If you can buy business equipment for a nickel on the dollar even a modest amount of money purchases something that makes a profit because your cost of operations is cheaper than the other guy's cost.  If you take leverage and the asset does not go back up in value the other guy who doesn't do that will destroy you because the leverage costs money and he doesn't have to spend it.

Living beyond your cash earnings power is dangerous.  It has paid off for the last 20 years with the only requirement being that you be able to withstand short-term, usually less than a year or two, drawdowns.

This time the drawdown and flat-line is likely to be a decade or more -- similar to the Long Depression of the late 1800s.  If it is, and you have leverage on, you will be ruined because your earnings power will decrease but the leverage costs money and that expense is fixed for the term when you take it.

During both the Long Depression and Great Depression those who had not taken on such leverage were ultimately able to buy assets for a nickel on the dollar but that strategy only works if you do not take on leverage.  If you do and either miss the bottom or the exit from the condition does not come quickly enough you lose everything because leverage multiples the losses exactly as it does the gains and worse, if you lose half you now need a double to get back to even.

In the 1990s I was able to take advantage of a relatively minor economic downturn with cash and obtain both high-quality office space on lease and other assets.  This was a tremendous advantage.  Had I employed leverage I could have, of course, gotten much more but the risk in that was a complete wipe-out if I timed the exit wrong or had to hold through the 2000 wreck and was too far out over my skis.  I had seen that movie before as a customer of mine before MCSNet was an Internet firm who had leverage on with a quite-profitable small business out in the suburbs had his operating line get called by the bank.  He could not replace it on terms that he could meet and was immediately and entirely destroyed.
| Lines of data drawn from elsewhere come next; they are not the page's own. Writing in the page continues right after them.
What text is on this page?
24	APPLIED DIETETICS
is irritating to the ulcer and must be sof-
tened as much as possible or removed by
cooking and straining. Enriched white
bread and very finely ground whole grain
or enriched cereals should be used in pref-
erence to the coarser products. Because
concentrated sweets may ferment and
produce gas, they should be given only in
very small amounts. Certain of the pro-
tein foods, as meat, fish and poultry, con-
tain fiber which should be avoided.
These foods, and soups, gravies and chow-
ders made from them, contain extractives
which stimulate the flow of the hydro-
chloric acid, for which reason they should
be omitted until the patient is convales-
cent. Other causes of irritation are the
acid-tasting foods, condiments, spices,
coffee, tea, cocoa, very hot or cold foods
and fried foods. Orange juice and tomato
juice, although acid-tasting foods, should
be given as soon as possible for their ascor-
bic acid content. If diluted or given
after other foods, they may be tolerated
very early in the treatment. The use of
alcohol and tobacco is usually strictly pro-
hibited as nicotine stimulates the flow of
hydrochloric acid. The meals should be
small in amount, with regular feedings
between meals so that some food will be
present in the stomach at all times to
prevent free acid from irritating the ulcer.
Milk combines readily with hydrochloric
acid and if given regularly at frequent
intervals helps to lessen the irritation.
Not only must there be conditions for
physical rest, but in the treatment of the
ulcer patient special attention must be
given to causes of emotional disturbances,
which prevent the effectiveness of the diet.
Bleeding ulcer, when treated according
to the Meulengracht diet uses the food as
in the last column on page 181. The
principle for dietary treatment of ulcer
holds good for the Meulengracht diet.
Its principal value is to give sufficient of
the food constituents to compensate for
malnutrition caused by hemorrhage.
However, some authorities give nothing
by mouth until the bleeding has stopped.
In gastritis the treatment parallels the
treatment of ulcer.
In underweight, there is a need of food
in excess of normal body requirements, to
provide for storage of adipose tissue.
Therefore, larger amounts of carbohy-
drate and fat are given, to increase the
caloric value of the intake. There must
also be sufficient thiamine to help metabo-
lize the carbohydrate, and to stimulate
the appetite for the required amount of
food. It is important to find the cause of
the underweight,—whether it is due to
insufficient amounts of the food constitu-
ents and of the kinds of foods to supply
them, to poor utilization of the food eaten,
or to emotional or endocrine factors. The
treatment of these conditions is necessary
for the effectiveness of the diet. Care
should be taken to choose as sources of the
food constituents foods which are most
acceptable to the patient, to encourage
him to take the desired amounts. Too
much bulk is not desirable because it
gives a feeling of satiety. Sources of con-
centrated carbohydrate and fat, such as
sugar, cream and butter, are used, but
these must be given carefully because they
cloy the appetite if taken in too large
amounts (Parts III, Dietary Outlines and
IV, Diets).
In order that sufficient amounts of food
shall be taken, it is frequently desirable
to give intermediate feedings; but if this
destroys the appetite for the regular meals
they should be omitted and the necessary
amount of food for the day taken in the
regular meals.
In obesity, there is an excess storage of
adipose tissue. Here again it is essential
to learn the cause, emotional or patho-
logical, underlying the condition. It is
I'll point out that we had roughly 100 competitors in our local market and I knew many others in the business in other regions and areas.  Of the local competitors I know a couple of who sold out as I did at various valuations and one who stayed in, navigated the 2000 crash and now has a lot more money than I do.  Most of the rest were literally destroyed.  In 2008 I knew several people who had put on a bunch of leverage and were entirely ruined including losing their primary residence.

Do not make this mistake by believing that asset prices, when they dive, will come back in a reasonable period of time.  They might not come back in your remaining lifespan but even if they do you need to assume that the timeline will be over one to three decades, not years and your income over that period of time may decline to a material degree so even fixed-rate debt is likely to destroy you if you use it to purchase them.